At his current stage of development, Tupperware is about the perfect play toy for Thomas. It’s lightweight, comes in all shapes and sizes, and makes a nice “whacking” sound when walloped. Thomas spends most of his waking hours crawling around looking for inanimate objects to pummel, whack, or wallop into submission–who needs high-dollar Fisher-Price toys when you can be perfectly content wielding a cup, coaster, or cell phone as a hammer?
Certainly, it’s a lot more cost-effective to let Thomas play with Tupperware, as most objects aren’t built to withstand the abuse a teething pre-toddler can induce. When he’s not pummeling something, he’s gnawing on it. With four front teeth now and an unlimited source of slobber, he can do a lot of damage to high-tech devices.

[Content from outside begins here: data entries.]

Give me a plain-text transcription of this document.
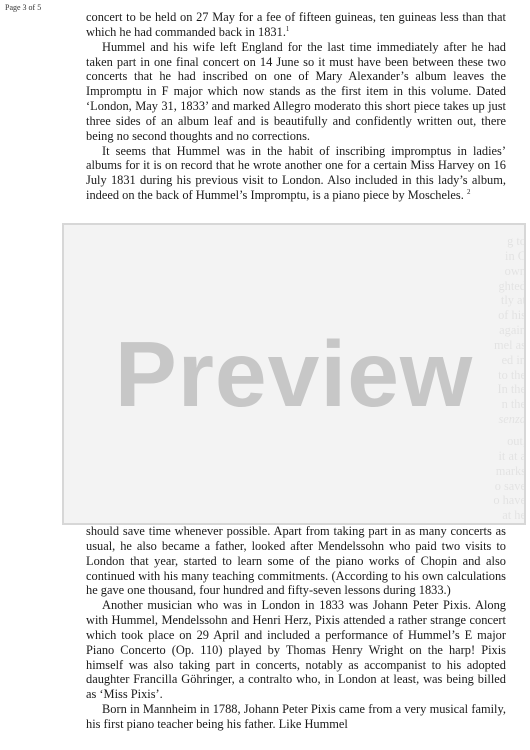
Page 3 of 5

concert to be held on 27 May for a fee of fifteen guineas, ten guineas less than that which he had commanded back in 1831.$^1$

Hummel and his wife left England for the last time immediately after he had taken part in one final concert on 14 June so it must have been between these two concerts that he had inscribed on one of Mary Alexander’s album leaves the Impromptu in F major which now stands as the first item in this volume. Dated ‘London, May 31, 1833’ and marked Allegro moderato this short piece takes up just three sides of an album leaf and is beautifully and confidently written out, there being no second thoughts and no corrections.

It seems that Hummel was in the habit of inscribing impromptus in ladies’ albums for it is on record that he wrote another one for a certain Miss Harvey on 16 July 1831 during his previous visit to London. Also included in this lady’s album, indeed on the back of Hummel’s Impromptu, is a piano piece by Moscheles. $^2$

Preview

should save time whenever possible. Apart from taking part in as many concerts as usual, he also became a father, looked after Mendelssohn who paid two visits to London that year, started to learn some of the piano works of Chopin and also continued with his many teaching commitments. (According to his own calculations he gave one thousand, four hundred and fifty-seven lessons during 1833.)

Another musician who was in London in 1833 was Johann Peter Pixis. Along with Hummel, Mendelssohn and Henri Herz, Pixis attended a rather strange concert which took place on 29 April and included a performance of Hummel’s E major Piano Concerto (Op. 110) played by Thomas Henry Wright on the harp! Pixis himself was also taking part in concerts, notably as accompanist to his adopted daughter Francilla Göhringer, a contralto who, in London at least, was being billed as ‘Miss Pixis’.

Born in Mannheim in 1788, Johann Peter Pixis came from a very musical family, his first piano teacher being his father. Like Hummel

That said, there is one high-tech device that I recommend all parents purchase. Sure, it may be $300, but $300 for a ten-minute break from childcare is a good deal if you ask me–plus it cleans the floors. We’ve had a Roomba for many years, and I always wondered why it bounces around the room in a seemingly random vacuuming pattern. Now I know it’s just an evasive action protocol meant to prevent hijackings by crawling babies. If you want to keep a ten-month-old entertained for ten minutes, turn on a Roomba and let them chase it around the floor. If they do catch it, most Roombas are built tough, or at least tough enough to withstand a moderate walloping by a ten-month-old armed with a Tupperware lid.